The following is a medical doctor’s physical description of what Jesus must have gone through when He hung on the cross:
“The cross was placed on the ground and Jesus, beaten and exhausted, was quickly thrown backwards with his shoulders against the wood. The legionnaire feels for the depression at the front of the wrist.
He drives a heavy, square wrought-iron nail through the wrist deep into the wood. Then he quickly moves to the other side and repeats the action, being careful not to pull the arms too tightly, but to allow some flex and movement.
The crossbeam is then lifted into place. The left foot is pressed backward against the right foot, and with both feet extended, toes down, a nail is driven through the arch of each, leaving the knees flexed.
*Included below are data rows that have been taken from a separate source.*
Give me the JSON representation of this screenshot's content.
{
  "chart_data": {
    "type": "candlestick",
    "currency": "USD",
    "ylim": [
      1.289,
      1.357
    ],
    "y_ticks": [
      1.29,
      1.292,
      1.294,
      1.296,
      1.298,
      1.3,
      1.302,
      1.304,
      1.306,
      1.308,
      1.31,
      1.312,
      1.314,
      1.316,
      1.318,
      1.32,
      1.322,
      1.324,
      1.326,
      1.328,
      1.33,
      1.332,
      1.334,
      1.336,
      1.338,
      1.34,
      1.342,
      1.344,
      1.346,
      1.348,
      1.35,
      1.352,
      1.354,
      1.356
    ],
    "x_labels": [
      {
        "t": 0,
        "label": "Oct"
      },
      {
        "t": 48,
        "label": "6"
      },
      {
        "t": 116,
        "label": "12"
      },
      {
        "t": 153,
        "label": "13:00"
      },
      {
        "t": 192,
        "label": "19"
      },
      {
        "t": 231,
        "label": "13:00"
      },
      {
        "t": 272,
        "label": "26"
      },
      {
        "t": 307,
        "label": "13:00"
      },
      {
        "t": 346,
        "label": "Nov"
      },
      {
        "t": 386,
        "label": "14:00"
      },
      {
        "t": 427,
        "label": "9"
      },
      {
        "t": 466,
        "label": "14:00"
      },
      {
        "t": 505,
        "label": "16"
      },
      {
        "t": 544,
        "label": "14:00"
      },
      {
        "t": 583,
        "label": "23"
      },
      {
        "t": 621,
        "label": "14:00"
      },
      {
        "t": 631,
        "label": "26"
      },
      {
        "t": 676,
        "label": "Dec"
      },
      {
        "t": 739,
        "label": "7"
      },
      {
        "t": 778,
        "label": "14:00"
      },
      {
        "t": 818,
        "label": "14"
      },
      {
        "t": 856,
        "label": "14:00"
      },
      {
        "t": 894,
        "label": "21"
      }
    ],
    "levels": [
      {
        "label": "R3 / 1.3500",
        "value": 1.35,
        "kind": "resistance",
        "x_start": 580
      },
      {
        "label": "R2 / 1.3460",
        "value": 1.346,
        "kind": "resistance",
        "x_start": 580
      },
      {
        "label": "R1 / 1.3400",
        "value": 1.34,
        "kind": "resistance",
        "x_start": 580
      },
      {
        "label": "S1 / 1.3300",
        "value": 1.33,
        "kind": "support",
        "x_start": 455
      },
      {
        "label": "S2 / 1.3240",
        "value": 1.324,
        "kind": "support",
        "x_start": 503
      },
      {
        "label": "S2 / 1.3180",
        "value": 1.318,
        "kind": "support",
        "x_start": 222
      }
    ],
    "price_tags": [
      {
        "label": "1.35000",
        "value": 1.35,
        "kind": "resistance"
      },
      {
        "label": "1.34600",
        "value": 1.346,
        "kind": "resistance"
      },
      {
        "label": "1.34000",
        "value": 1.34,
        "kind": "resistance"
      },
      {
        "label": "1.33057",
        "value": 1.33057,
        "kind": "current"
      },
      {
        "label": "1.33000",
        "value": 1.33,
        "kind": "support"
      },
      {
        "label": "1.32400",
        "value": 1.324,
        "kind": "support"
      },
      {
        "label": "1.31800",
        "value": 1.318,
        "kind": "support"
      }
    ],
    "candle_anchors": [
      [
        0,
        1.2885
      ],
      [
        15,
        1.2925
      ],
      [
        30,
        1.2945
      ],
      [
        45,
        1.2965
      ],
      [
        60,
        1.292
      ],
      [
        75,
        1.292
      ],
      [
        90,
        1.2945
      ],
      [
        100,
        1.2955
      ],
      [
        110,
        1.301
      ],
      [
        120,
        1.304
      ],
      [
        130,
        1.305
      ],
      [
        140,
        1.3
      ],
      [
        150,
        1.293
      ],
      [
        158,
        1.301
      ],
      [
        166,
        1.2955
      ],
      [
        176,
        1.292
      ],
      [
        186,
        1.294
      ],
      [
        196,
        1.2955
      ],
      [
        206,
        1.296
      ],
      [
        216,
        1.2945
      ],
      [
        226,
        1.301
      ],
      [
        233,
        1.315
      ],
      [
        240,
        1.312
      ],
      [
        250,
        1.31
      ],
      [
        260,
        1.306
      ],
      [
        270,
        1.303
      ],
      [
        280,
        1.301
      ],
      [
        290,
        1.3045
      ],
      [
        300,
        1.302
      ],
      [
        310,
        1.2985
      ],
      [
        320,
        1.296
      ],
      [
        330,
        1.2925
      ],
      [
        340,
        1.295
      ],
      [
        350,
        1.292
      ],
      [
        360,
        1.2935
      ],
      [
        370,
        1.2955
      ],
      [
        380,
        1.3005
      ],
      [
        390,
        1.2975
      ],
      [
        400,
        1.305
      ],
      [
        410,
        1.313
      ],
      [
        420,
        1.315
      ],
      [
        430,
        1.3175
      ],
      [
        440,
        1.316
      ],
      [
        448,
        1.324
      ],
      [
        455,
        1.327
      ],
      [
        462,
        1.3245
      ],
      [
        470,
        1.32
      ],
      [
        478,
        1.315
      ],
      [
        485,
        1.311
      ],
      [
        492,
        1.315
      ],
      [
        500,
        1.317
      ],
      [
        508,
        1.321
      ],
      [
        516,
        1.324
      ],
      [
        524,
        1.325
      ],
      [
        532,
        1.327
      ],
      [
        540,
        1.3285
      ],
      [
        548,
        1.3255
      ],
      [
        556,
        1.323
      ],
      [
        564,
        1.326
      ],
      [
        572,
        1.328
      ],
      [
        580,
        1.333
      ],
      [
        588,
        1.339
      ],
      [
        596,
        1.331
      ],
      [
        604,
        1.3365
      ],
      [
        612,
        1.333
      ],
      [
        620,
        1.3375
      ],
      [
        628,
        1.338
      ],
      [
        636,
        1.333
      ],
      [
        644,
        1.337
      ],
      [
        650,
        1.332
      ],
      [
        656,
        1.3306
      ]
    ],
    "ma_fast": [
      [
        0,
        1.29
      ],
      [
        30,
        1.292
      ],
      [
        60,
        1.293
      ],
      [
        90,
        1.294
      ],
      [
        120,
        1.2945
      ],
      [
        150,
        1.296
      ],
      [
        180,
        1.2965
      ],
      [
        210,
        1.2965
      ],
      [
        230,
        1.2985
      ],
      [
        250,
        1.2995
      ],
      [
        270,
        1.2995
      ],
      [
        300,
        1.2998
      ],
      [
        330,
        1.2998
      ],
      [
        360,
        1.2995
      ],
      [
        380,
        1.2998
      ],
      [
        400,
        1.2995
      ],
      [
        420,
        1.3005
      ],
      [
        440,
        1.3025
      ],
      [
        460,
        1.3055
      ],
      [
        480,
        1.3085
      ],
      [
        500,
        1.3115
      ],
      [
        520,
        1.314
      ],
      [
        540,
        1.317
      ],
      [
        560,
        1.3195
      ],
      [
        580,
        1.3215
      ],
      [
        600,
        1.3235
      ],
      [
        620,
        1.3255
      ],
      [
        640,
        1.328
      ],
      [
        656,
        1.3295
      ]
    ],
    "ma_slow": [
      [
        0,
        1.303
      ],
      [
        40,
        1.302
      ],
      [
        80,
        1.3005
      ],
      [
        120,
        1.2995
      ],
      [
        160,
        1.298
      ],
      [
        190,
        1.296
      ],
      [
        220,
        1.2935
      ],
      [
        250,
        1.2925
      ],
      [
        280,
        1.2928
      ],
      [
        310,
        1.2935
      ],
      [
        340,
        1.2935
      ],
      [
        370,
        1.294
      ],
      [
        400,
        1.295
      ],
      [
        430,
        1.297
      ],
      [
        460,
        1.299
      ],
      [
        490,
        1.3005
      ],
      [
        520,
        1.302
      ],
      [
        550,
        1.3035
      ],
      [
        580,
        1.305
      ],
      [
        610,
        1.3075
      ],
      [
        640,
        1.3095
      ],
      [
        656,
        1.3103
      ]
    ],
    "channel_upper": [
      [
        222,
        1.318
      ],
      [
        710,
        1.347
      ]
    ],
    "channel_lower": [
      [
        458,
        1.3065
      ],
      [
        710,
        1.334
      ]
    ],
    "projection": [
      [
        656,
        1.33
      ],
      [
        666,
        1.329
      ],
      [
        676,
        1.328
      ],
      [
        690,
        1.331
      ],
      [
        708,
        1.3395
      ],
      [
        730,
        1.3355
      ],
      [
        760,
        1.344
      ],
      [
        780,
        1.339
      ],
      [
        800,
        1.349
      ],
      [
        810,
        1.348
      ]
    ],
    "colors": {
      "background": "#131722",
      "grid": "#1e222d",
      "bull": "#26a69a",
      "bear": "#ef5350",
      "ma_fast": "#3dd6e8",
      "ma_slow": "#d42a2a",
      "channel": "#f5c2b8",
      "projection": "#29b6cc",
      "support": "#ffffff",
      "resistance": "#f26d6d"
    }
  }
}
Then the cross is raised and the bottom is dropped into a hole in the ground to stabilize it.
Jesus is now crucified… hanging between Heaven and Earth.
“As he slowly sags down with more weight on the nails in the wrists, excruciating fiery pain shoots along the fingers, up the arms and explodes in the brain — the nails in the wrists are putting pressure on the median nerves.
As he pushes himself upward to avoid this stretching torment, he places the full weight on the nail through his feet. Again, he feels the searing agony of the nail tearing through the nerves between the bones of his feet.
“As the arms fatigue, cramps sweep through his muscles, knotting them in deep, relentless, and throbbing pain. With these cramps comes the inability to push himself upward to breathe. Air can be drawn into the lungs but not exhaled. He fights to raise himself in order to get even one small breath.
Finally, carbon dioxide builds up in the lungs and in the blood stream, and the cramps partially subside. Spasmodically, he is able to push himself upward to exhale and bring in life-giving oxygen.
“He endures six hours of limitless pain, cycles of twisting, joint-renting cramps, intermittent partial asphyxiation, and searing pain as tissue is torn from his lacerated back as he moves up and down against rough timber.
Then another agony begins: a deep, crushing pain deep in the chest as the pericardium slowly fills with cerium and begins to compress the heart.
It is now almost over.
The loss of tissue fluids has reached a critical level.
The compressed heart is struggling to pump heavy, thick, sluggish blood into the tissues. The tortured lungs are making frantic efforts to gasp in small gulps of air. He can feel the chill of death creeping through his body.
Finally, he says, ‘It is finished,’ and He allows His body to die.”
But the story doesn’t end there.
Three days later, a group of women came to the tomb and found the stone rolled away.
An angel appeared to them and declared, “Christ has risen from the dead!”
You see, Easter is more than just children and candy… it’s about the power of God’s love for mankind.
The same power that raised Jesus from the dead can give you hope for today.
I pray you’ll find out more about Jesus this Sunday at a church near you and celebrate the real meaning of Easter.
Rev. Doug Johnson is the senior pastor at Raven Assembly of God in Raven, Virginia.